With an increasing proportion of the Filipino population – reaching nearly half of the country’s total population in 2016 – actively using social media, IDC expects more organizations to interact with customers through social and online communities. Online customer support not only help solve customer problems but it also improves brand image. Additionally, a successful community will create brand champions or advocates and will not only recommend the product or the service to customers but will help solve customer problems on behalf of the brand.

“This will make the theme of customer reciprocity strong moving forward. Also in the near future, more organizations will use IT to integrate existing customer services and support systems like integrating pre-built connectors, mining the community for insight into customers’ behavior, and proactively solve any emerging issues,” said Jerome Dominguez, market analyst for client devices at IDC Philippines.

#9: Next-wave sari-sari store. By 2020, 30% of Philippine sari-sari stores will evolve to become another channel for one-stop payments and remittance centers.

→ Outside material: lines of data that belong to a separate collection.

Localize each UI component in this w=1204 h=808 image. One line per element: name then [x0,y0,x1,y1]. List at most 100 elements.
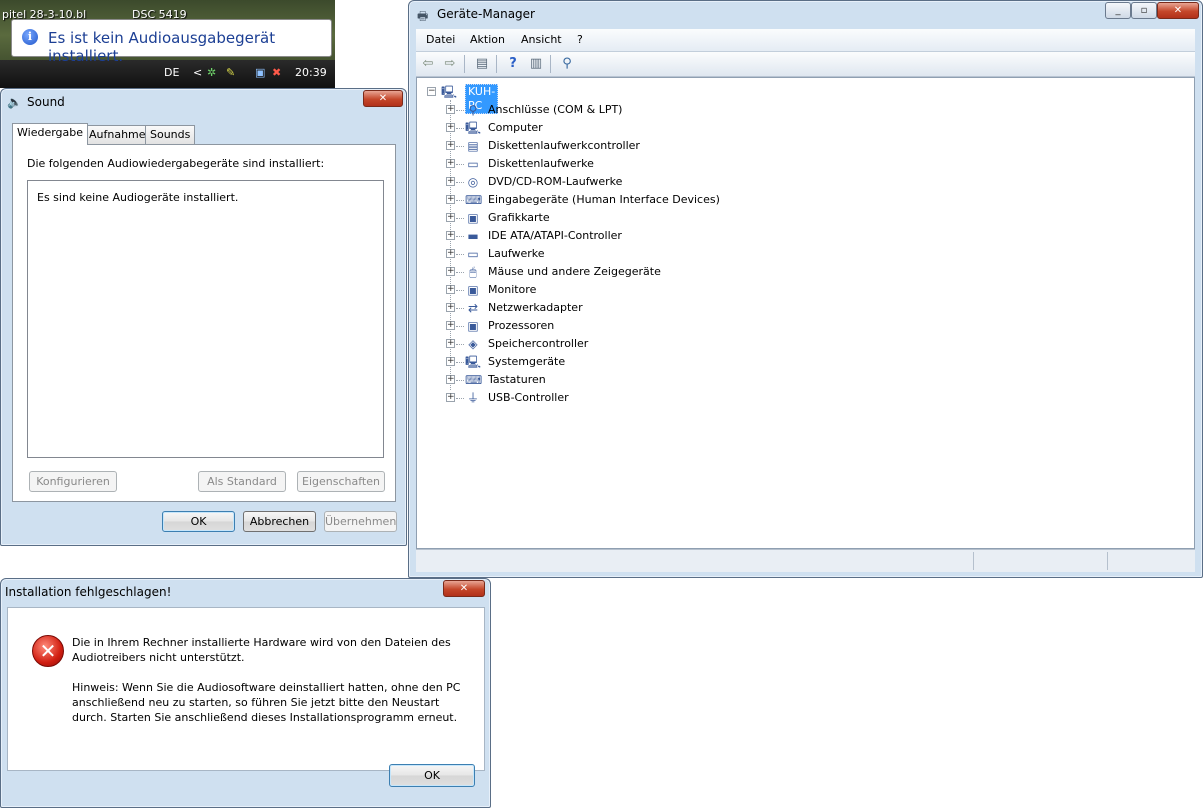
tree-item-label: Mäuse und andere Zeigegeräte [488,265,661,278]
expand-icon[interactable]: + [446,159,455,168]
tree-item-label: Systemgeräte [488,355,566,368]
network-adapter-icon: ⇄ [467,301,479,315]
menu-ansicht[interactable]: Ansicht [521,33,562,46]
toolbar: ⇦ ⇨ ▤ ? ▥ ⚲ [416,52,1195,77]
storage-controller-icon: ◈ [468,337,478,351]
menu-aktion[interactable]: Aktion [470,33,505,46]
tab-aufnahme[interactable]: Aufnahme [84,125,151,144]
set-default-button[interactable]: Als Standard [198,471,286,492]
window-title: Installation fehlgeschlagen! [5,585,172,599]
tree-connector [456,146,464,147]
cancel-button[interactable]: Abbrechen [243,511,316,532]
tray-app-icon[interactable]: ✲ [207,66,216,79]
expand-icon[interactable]: + [446,105,455,114]
expand-icon[interactable]: + [446,123,455,132]
menu-datei[interactable]: Datei [426,33,455,46]
titlebar[interactable]: Installation fehlgeschlagen! ✕ [1,579,490,605]
expand-icon[interactable]: + [446,249,455,258]
maximize-button[interactable]: ▫ [1131,2,1157,19]
show-hidden-icons-chevron[interactable]: < [193,66,202,79]
tree-connector [456,326,464,327]
tree-item-label: Diskettenlaufwerke [488,157,594,170]
floppy-controller-icon: ▤ [467,139,479,153]
expand-icon[interactable]: + [446,195,455,204]
tree-connector [456,236,464,237]
expand-icon[interactable]: + [446,339,455,348]
console-tree-icon[interactable]: ▥ [528,56,544,72]
volume-muted-icon[interactable]: ✖ [272,66,281,79]
device-tree: − 🖳 KUH-PC + ⚲ Anschlüsse (COM & LPT) + 🖳 Com… [416,77,1195,549]
expand-icon[interactable]: + [446,177,455,186]
expand-icon[interactable]: + [446,357,455,366]
status-divider [1107,552,1108,570]
tree-item-label: DVD/CD-ROM-Laufwerke [488,175,623,188]
help-icon[interactable]: ? [505,56,521,72]
language-indicator[interactable]: DE [164,66,179,79]
tree-item-label: Tastaturen [488,373,546,386]
expand-icon[interactable]: + [446,321,455,330]
ok-button[interactable]: OK [389,764,475,787]
back-arrow-icon[interactable]: ⇦ [420,56,436,72]
tree-connector [456,398,464,399]
menu-bar: Datei Aktion Ansicht ? [416,29,1195,52]
keyboard-icon: ⌨ [465,373,483,387]
configure-button[interactable]: Konfigurieren [29,471,117,492]
tree-connector [456,362,464,363]
status-bar [416,549,1195,572]
close-button[interactable]: ✕ [363,90,403,107]
tab-wiedergabe[interactable]: Wiedergabe [12,123,89,145]
tree-item-label: Prozessoren [488,319,555,332]
collapse-icon[interactable]: − [427,87,436,96]
expand-icon[interactable]: + [446,285,455,294]
tree-connector [456,344,464,345]
hid-icon: ⌨ [465,193,483,207]
cdrom-icon: ◎ [467,175,479,189]
tree-item-label: Eingabegeräte (Human Interface Devices) [488,193,720,206]
tab-sounds[interactable]: Sounds [145,125,196,144]
toolbar-separator [550,55,551,73]
computer-icon: 🖳 [465,121,482,135]
network-icon[interactable]: ▣ [255,66,265,79]
forward-arrow-icon[interactable]: ⇨ [442,56,458,72]
device-manager-app-icon[interactable]: 🖶 [417,7,428,28]
ok-button[interactable]: OK [162,511,235,532]
notification-balloon[interactable]: i Es ist kein Audioausgabegerät installi… [11,19,332,65]
error-icon: ✕ [32,635,64,667]
expand-icon[interactable]: + [446,231,455,240]
tree-item-label: Monitore [488,283,537,296]
error-hint: Hinweis: Wenn Sie die Audiosoftware dein… [72,681,461,724]
properties-view-icon[interactable]: ▤ [474,56,490,72]
close-button[interactable]: ✕ [443,580,485,597]
processor-icon: ▣ [467,319,479,333]
menu-help[interactable]: ? [577,33,583,46]
tree-item-label: Diskettenlaufwerkcontroller [488,139,640,152]
expand-icon[interactable]: + [446,393,455,402]
expand-icon[interactable]: + [446,375,455,384]
tree-item-label: Netzwerkadapter [488,301,583,314]
system-device-icon: 🖳 [465,355,482,369]
tree-item-label: USB-Controller [488,391,569,404]
expand-icon[interactable]: + [446,141,455,150]
close-button[interactable]: ✕ [1157,2,1199,19]
titlebar[interactable]: 🔈 Sound ✕ [1,89,406,115]
info-icon: i [22,29,38,45]
status-divider [973,552,974,570]
expand-icon[interactable]: + [446,267,455,276]
tree-connector [456,110,464,111]
tree-connector [456,308,464,309]
error-message: Die in Ihrem Rechner installierte Hardwa… [72,636,451,664]
minimize-button[interactable]: _ [1105,2,1131,19]
computer-icon: 🖳 [441,85,458,99]
tab-panel: Die folgenden Audiowiedergabegeräte sind… [12,144,396,502]
apply-button[interactable]: Übernehmen [324,511,397,532]
scan-hardware-icon[interactable]: ⚲ [559,56,575,72]
titlebar[interactable]: 🖶 Geräte-Manager _ ▫ ✕ [409,1,1202,27]
expand-icon[interactable]: + [446,213,455,222]
mouse-icon: 🖱 [469,265,477,279]
tray-app-icon[interactable]: ✎ [226,66,235,79]
device-manager-window: 🖶 Geräte-Manager _ ▫ ✕ Datei Aktion Ansi… [408,0,1203,578]
playback-device-list[interactable]: Es sind keine Audiogeräte installiert. [27,180,384,458]
clock[interactable]: 20:39 [295,66,327,79]
properties-button[interactable]: Eigenschaften [297,471,385,492]
expand-icon[interactable]: + [446,303,455,312]
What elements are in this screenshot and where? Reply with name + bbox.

Something unique in the Philippine retail scene will be the presence of sari-sari stores in different localities. IDC foresees a future where sari-sari stores, a Pinoy cultural phenomenon, can offer services such as payment of utility bills, e-loading, and buying of travel tickets can also be done through these neighborhood stores.

Serving as complimentary touchpoints especially in the rural areas, sari-sari stores play a pivotal role in filling the “unbanked” gap in the countryside. Organizations looking to engage more in the rural areas will have a viable channel, as in alternative to building brick-and-mortar branches, which may be cost-prohibitive to most companies.

#10: ICT and BPO Disruption. By 2020, ICT and BPO markets will be disrupted by the pivot and policy changes from the Duterte and Trump administrations, if the industry does not take critical steps safeguarding the country’s inherent growth drivers.

The BPO industry is one of the great contributors to the total ICT spending in the country. IDC maintains that the burgeoning and evolving to higher-value services around contact centers, medical transcription, software development, animation and game development, and global captive operations centers will still be very much viable in the short term, given the country’s inherent strengths.

“In the longer-term view, however, this may change due to the shift in pivot and policy changes from the Duterte and Trump administrations. This may lead to an impression of the country’s volatility and together with issues on manpower and availability of skill-sets, it may result in the industry stagnating in the near future due to lack of new investments and expansionary plans from incumbents. Far-reaching measures to address key issues are of paramount importance this year,” added Alberto.